"FLAT LAY" Photo or Video Drama Technique
This post describes a dramatic adaptation of a fun photographic technique called "flat lay" for the purposes of posing scenes and message from a Bible story.
"Flat Lay" describes the purposeful arrangement of objects, words, materials (etc) on a flat surface and then taking a photo (or video recording) of the arrangement (or action) from ABOVE (bird's eye view), This technique is commonly found on Instagram and YouTube to display products and parts of products on a table. It is considered an art medium. Google "flat lay" for lots of examples.
While arranging objects on a table and photographing or video recording them might sound like an interesting "art" or photographic technique, this is the DRAMA Workshop afterall ! Our "objects" are the actors, and our actors love to pose and move.
So for our drama technique, we have borrowed two things from the "flat lay" folks to make our tableaux or freeze-frame Bible story scenes extra creative and fun.
- We're going to "lay flat" our actors ON the scene --that is, the floor.
- Then we're going to photograph them from above.
It's still what we might otherwise call "posing Bible scenes," or creating "tableaux," or "action freeze frames." But it's not going to look like this old-fashioned posed photo:
By laying our actors flat on the floor and photographing them from above, we not only gain an extra dimension, we can now "suspend gravity" to accentuate posed positions which are not possible if you're standing upright. It's particularly funny when you do a video recording of the actors acting in the scene, but it looks cool even when you're just creating still scenes. There's something about playing a trick on the eye that makes us pay attention and enjoy viewing and discussing our scenes.
CreativeCarol, a member of our Writing Team, has written a Writing Team DRAMA lesson that uses "flat lay" photography to create "tableaux" (creative photos) of various scenes and the reactions/messages found in Luke 2's Shepherds and Angels story.
Using a Video Camera to Record a "Flat Lay" Action Scene
In the above description of a "flat lay tableaux." actors still "freeze" to be photographed while they lay on the floor.
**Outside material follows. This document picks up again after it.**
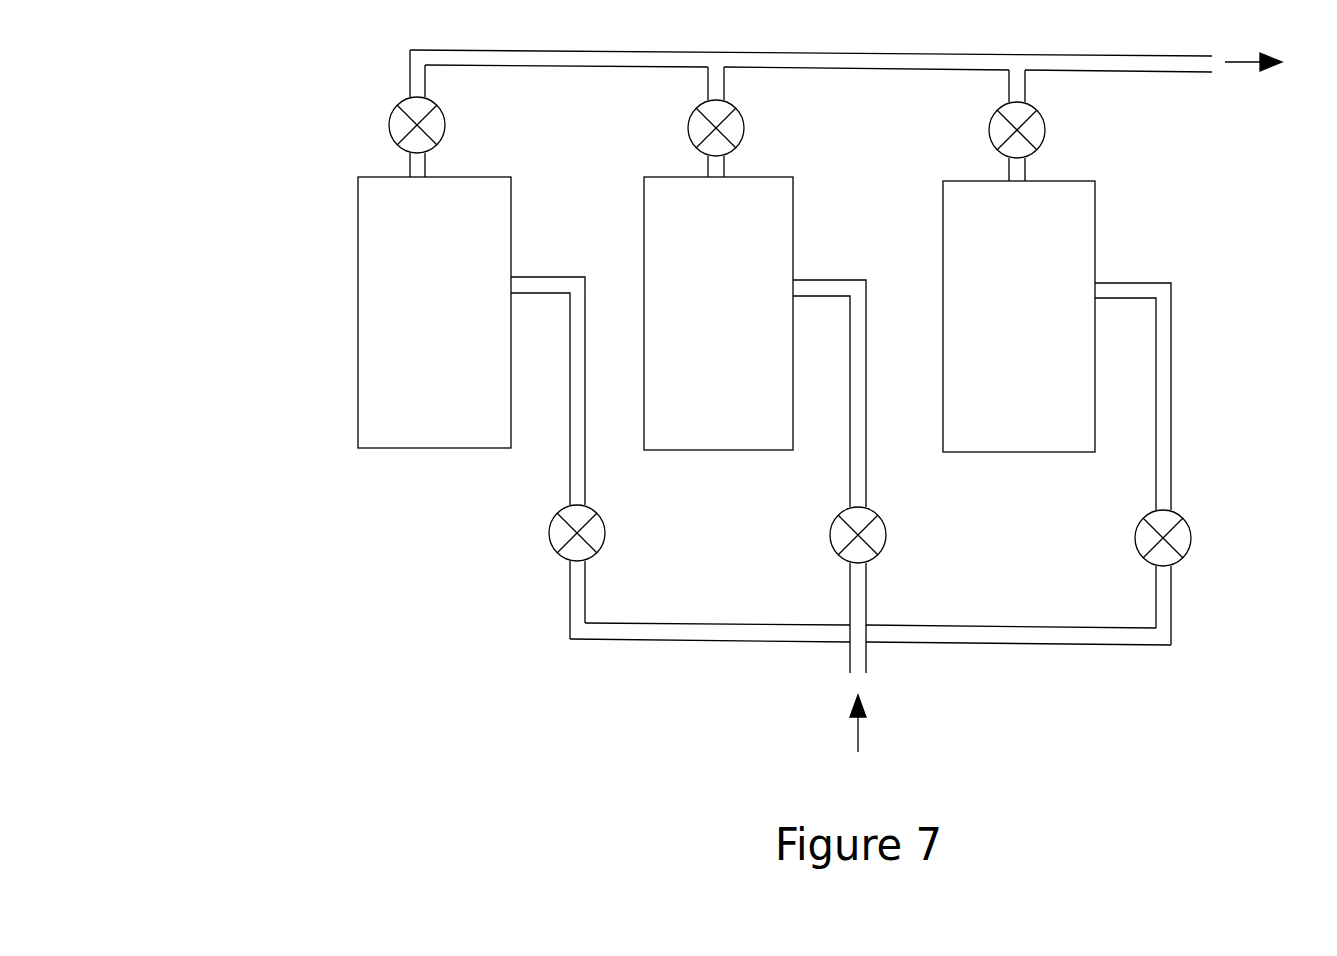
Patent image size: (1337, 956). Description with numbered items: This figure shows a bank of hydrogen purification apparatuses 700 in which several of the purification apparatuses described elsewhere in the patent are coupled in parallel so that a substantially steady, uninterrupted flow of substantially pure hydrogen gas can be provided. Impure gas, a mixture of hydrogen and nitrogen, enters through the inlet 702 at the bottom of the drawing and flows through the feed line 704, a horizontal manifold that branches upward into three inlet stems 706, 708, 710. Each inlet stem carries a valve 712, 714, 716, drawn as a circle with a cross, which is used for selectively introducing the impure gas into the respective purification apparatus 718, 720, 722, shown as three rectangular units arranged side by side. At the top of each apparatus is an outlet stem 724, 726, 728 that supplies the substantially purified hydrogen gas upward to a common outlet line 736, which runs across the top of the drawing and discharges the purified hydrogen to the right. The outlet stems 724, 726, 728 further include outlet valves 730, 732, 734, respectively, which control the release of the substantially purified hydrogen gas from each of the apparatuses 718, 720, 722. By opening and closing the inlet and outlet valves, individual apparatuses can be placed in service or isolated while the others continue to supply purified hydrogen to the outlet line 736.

But in "Flat Lay Action," we let the actors act out the focus of a story scene and the reactions to what's happening or being said while they lay flat on the floor and we record the scene from above.
And here's the cool effect that creates... When played back on the TV, the "physics" of watching the kids scoot around on the floor are humorous, allowing for bigger actions and reactions because you don't have gravity anchoring your feet to the ground.
Here's a great example of the humorous result "sideways scene" gives your drama:
Neil MacQueen, another member of our Writing Team, has written a Writing Team "Bethelehem Live Music Television Show" lesson that uses a cellphone/camera's video recording capabilities to create the effect of a "live tv show" while recording the show at the same time.
That lesson uses the "flat lay" technique with live actors moving on the floor. This type of comedy skit is known as "sideways scene." It has been popularized by improv shows and the "Whose Line Is It Anyway" TV show whose sideways scene skits can be found on YouTube. You can do sideways scenes of the scenes and dialog of the Bible story (photographed or video recorded.
How to connect your cellphone/video camera to your TV to show a LIVE FEED of the sideways scene. You don't need to have a live feed of your video going to your TV (as described in Neil's lesson), but you will want to have the ability to connect your camera to your TV so you can playback the recording and enjoy the acting and fun effect of "flat lay" action dramas.